Three WeWork members who spoke to DCist expressed frustration that the company is still requiring fees under their existing membership agreements, even as guidelines from public health officials discourage working in communal settings and the region’s governments have directed “nonessential” workers to stay at home as much as possible to stop the coronavirus from spreading. Two people with annual memberships said WeWork offered to postpone their payments but wouldn’t cancel or work out alternative arrangements for their fees.
“It became clear their goal was to keep collecting money,” says Lisa Kaneff, a freelance copywriter who pays $450 a month to access the WeWork space near her apartment in Kalorama and has used WeWork since 2017. “I’m one person, at one desk, in one building, in one city. But $450 a month means something to me.”
Kaneff adds that she’s filed a complaint against WeWork with the D.C. attorney general’s office. A spokesperson for Attorney General Karl Racine confirms the office has received roughly half a dozen complaints related to the company and is currently reviewing them.
As of March 2019, WeWork operated more than 30 locations in the District that comprised a total of 1.2 million square feet. It has faced rocky financial straits of late, including a failed initial public offering last fall, the ousting of its former CEO and chairman, and the pullout of a prospective $3 billion stock purchase by investor SoftBank this month. (A special committee to WeWork’s board has sued SoftBank over the unrealized deal for alleged breach of contract.)
The company says it provides critical space for members who are considered “essential” amid the coronavirus crisis, such as organizations that support healthcare providers, food banks, and delivery services. In late March, WeWork also launched a new initiative, “WeWork for Good,” to give space to entities that are directly working on the public health response to COVID-19, including D.C. chef José Andrés’ nonprofit, World Central Kitchen.
Although WeWork has a work-from-home policy for its community employees, who tend to members’ needs, the company was reportedly offering them $100 daily bonuses to physically staff its locations. WeWork also says its co-working spaces are now cleaned more frequently, and it’s put off all employee and member events until further notice.
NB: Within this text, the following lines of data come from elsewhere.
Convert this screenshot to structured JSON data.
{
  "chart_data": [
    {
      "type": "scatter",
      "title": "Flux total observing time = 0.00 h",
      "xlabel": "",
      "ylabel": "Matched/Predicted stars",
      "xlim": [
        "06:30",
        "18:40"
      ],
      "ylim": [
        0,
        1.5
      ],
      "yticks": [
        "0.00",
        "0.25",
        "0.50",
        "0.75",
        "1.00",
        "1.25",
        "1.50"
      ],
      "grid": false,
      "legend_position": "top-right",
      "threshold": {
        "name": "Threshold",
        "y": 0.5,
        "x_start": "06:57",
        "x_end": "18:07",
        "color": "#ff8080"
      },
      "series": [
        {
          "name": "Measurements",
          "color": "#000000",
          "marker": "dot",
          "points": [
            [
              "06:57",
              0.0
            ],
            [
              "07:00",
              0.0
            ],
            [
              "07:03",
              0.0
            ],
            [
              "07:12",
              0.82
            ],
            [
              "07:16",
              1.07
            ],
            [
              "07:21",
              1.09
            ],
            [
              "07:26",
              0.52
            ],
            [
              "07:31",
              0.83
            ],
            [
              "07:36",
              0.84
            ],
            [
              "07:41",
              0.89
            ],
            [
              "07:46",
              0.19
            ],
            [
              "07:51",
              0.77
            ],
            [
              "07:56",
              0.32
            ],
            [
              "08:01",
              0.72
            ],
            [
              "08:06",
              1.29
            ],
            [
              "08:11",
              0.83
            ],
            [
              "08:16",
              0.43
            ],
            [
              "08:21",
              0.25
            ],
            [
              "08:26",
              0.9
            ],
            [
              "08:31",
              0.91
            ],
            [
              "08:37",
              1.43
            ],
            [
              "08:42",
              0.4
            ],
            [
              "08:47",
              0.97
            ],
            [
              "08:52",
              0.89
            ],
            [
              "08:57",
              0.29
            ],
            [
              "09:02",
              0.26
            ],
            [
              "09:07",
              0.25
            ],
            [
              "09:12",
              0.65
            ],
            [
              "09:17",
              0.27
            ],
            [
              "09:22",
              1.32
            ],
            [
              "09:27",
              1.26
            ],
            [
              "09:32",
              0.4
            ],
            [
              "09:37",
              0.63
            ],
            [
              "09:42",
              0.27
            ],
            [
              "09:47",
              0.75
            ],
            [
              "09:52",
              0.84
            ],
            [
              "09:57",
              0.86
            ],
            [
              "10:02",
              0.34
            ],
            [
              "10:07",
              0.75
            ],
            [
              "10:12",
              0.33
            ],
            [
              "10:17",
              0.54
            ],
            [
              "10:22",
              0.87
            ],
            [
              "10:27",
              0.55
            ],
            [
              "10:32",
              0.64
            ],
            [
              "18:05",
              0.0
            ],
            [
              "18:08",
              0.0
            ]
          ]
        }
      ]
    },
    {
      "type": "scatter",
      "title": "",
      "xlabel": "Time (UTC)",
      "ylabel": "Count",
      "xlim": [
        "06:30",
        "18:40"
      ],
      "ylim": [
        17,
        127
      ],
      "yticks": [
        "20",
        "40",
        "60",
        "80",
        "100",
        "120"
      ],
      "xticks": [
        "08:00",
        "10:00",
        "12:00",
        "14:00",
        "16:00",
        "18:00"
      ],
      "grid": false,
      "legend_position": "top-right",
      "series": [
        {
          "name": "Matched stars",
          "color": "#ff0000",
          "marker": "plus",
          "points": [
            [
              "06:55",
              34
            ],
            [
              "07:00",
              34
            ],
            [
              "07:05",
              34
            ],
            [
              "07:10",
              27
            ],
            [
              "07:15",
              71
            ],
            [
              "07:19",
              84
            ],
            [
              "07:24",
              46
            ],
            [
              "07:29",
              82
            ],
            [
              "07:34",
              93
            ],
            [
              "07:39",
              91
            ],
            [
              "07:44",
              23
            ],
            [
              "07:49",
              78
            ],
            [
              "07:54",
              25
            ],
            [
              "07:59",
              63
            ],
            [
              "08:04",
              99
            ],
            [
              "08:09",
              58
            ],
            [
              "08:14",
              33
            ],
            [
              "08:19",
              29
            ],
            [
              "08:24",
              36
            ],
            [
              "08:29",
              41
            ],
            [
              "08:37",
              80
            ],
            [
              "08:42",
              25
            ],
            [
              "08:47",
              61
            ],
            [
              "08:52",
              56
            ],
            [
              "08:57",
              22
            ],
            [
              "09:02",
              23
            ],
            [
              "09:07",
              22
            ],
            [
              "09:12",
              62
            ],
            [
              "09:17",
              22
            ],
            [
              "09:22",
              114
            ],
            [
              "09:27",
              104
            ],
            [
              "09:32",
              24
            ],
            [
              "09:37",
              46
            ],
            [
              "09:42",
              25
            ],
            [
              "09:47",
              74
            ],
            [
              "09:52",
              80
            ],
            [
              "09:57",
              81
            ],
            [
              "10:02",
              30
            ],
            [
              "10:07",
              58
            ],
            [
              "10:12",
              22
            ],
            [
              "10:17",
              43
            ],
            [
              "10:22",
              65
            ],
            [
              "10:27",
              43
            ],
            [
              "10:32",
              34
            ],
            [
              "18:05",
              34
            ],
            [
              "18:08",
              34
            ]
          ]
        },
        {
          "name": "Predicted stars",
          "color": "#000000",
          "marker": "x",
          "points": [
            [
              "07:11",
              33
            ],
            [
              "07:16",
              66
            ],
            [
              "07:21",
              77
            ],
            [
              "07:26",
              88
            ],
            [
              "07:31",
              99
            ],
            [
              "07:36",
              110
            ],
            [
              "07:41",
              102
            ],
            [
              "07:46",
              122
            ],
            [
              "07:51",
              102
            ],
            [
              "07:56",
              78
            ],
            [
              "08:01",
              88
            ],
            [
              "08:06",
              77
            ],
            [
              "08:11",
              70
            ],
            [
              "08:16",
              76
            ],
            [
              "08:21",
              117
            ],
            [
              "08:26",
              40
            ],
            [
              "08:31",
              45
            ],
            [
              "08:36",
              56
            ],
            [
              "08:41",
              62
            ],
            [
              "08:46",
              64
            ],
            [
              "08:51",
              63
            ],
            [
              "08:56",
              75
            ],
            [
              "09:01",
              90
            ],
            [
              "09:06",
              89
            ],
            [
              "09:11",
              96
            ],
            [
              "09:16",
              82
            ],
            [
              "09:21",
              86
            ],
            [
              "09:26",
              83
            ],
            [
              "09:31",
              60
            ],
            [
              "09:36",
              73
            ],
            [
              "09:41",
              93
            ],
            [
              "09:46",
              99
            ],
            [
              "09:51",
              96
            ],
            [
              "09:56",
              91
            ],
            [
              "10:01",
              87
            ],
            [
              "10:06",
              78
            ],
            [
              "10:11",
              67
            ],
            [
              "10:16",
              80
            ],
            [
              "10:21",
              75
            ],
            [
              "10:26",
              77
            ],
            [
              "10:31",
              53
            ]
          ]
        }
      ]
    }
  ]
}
Still, other co-working companies in the city, including Cove and The Wing, have temporarily suspended their operations. Cove is letting its members cancel their memberships without any cancellation fees and delay their expected renewal dates. The Wing stopped collecting dues from its members and, on April 3, announced that it had laid off or furloughed most of its employees.
“Since the onset of the COVID-19 outbreak, WeWork has taken a number of measures to protect the health and safety of our employees and members,” a spokesperson for WeWork says in a statement. “Where we believe we can operate our buildings safely, and in accordance with government policies, our locations remain open. While this situation continues to evolve, we are committed to speaking with our members individually and working to find solutions that support them during this time.”
That’s not enough for some WeWork members, who say the company should shut down its co-working locations during the pandemic. Jill Raney, the founder of Practice Makes Progress—a local business that offers inclusivity training—started an online petition calling for exactly this about a month ago.
So far, more than 670 people have signed the petition. Raney, who recently cancelled their month-to-month WeWork membership after communicating with the community manager at the Manhattan Laundry location they’d used near U Street NW, contends that the company has a “basic moral obligation” to shut its doors. (The spokesperson for WeWork declined to comment on the petition.)
“What motivated me to start the petition and what motivates me to spend my time on it is, it’s gonna be people who work for ourselves, who selfishly or out of an intense sense of focus to keep your business alive, who continue going to WeWork,” says Raney. “Those choices could be lethal for the cleaning staff and others.”
Asked whether providing co-working space is considered an “essential activity” under the District’s coronavirus shutdown order, a spokesperson for Mayor Muriel Bowser says it is. “Co-working spaces that may host essential businesses may stay open as essential businesses that offer professional services to assist in compliance with other essential businesses or legally mandated activities,” the spokesperson says in an email. “However, these spaces shall comply with Social Distancing Requirements and individuals hosted in the space must take all reasonable steps to work remotely and deliver services by telephone, video, and internet.”
Meanwhile, WeWork has sought rental relief from some of the landlords from whom it leases space and held back April rent for some locations, Bloomberg reports. The company told the outlet that it was contacting its more than 600 landlords across the world “to work in good faith towards finding asset-specific solutions that benefit all parties involved.”
For WeWork users who have annual memberships, though, potential solutions don’t seem so simple.
“They’ve ruined the relationship,” says Nick Solheim, the director of business development at digital marketing firm Nativ3 and the founder of the nonprofit Wallace Institute for Arctic Security, which both use a WeWork location on K Street NW. “Even if they waived our rent from now to September, I don’t think they could do anything that would make me want to work with them again.”